Finding Common Ground

by | Oct 30, 2020 | Professional Growth

“I do not agree with what you have to say, but I’ll defend to the death your right to say it.”

– Evelyn Beatrice Hall

Our 2020 election reminds us of the diverse views we hold individually, and the opinions we share. We agree or disagree and then cast our votes.

How do we express our point of view and partner with others who see things differently? How do we find common ground?

We need to look for it.

A good place to start is exploring our similarities. Our journey begins with being agreeable with each other.

Psychologists confirm agreeableness is a key component of healthy relationships. Agreeableness is one of the five factors of the Big Five personality theory. The theory explains how a person with a high level of agreeableness is usually warm, friendly, and tactful. They have an optimistic view of human nature and get along well with others. They get results through relationships.

One of my early mentors really understood the importance of finding common ground. I remember a meeting she facilitated where there were strong opposing views toward a changing company policy. An impasse was underway. She patiently listened to each side.

Once everyone had been heard, she asked: “What do we all agree on?” Following a few moments of silence, one individual shared his assessment of where they stood together. The discussion continued with thoughts of agreement, and disagreement. As the meeting ended, there was greater positive energy among the group and clarity of the need to further research the two areas where they differed.

As this meeting demonstrated, we must be open to alternative views. How we respond in every conversation sets the tone for what happens next.
Here are three examples of how we respond to information received from others:

Affirmation: Interesting. Good point.
Skepticism: Well. We already tried that.
Resignation: It is what it is. What can we do about it?

How do you respond to information from others? Does it depend on who the information is coming from? Understand your reaction to promote more positive action.
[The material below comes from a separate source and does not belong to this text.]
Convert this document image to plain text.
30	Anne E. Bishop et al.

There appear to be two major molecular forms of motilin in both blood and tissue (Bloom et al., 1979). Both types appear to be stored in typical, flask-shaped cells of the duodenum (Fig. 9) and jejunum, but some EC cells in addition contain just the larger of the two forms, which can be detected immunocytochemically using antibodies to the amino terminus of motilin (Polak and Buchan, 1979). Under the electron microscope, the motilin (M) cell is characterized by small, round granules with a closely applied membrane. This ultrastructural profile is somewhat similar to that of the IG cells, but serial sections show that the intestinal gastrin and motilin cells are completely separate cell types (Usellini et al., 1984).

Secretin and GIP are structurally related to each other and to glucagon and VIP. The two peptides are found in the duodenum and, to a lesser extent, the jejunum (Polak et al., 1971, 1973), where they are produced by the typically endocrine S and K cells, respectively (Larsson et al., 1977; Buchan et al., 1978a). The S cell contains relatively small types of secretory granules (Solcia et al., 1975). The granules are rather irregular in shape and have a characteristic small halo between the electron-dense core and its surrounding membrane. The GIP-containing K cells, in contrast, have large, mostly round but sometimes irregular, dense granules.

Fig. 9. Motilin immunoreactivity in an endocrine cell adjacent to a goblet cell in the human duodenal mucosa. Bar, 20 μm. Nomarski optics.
Three keys to finding common ground through agreeability:

Humility

Common ground is shared property – not ours. We need to manage our self-interests to make room for others.

Respect

We need to establish a fair process where alternative views are honored, and individuals are respected. You may disagree with someone professionally – the key is to affirm their ideas and respect them personally.

Inquiry

Asking questions is a key driver of moving toward common ground.  Listening to the views of others and ask questions to clarify.  Resist advocating and defending your position at the cost of team success.

Common ground is fertile territory worth searching for, both at work and in our communities.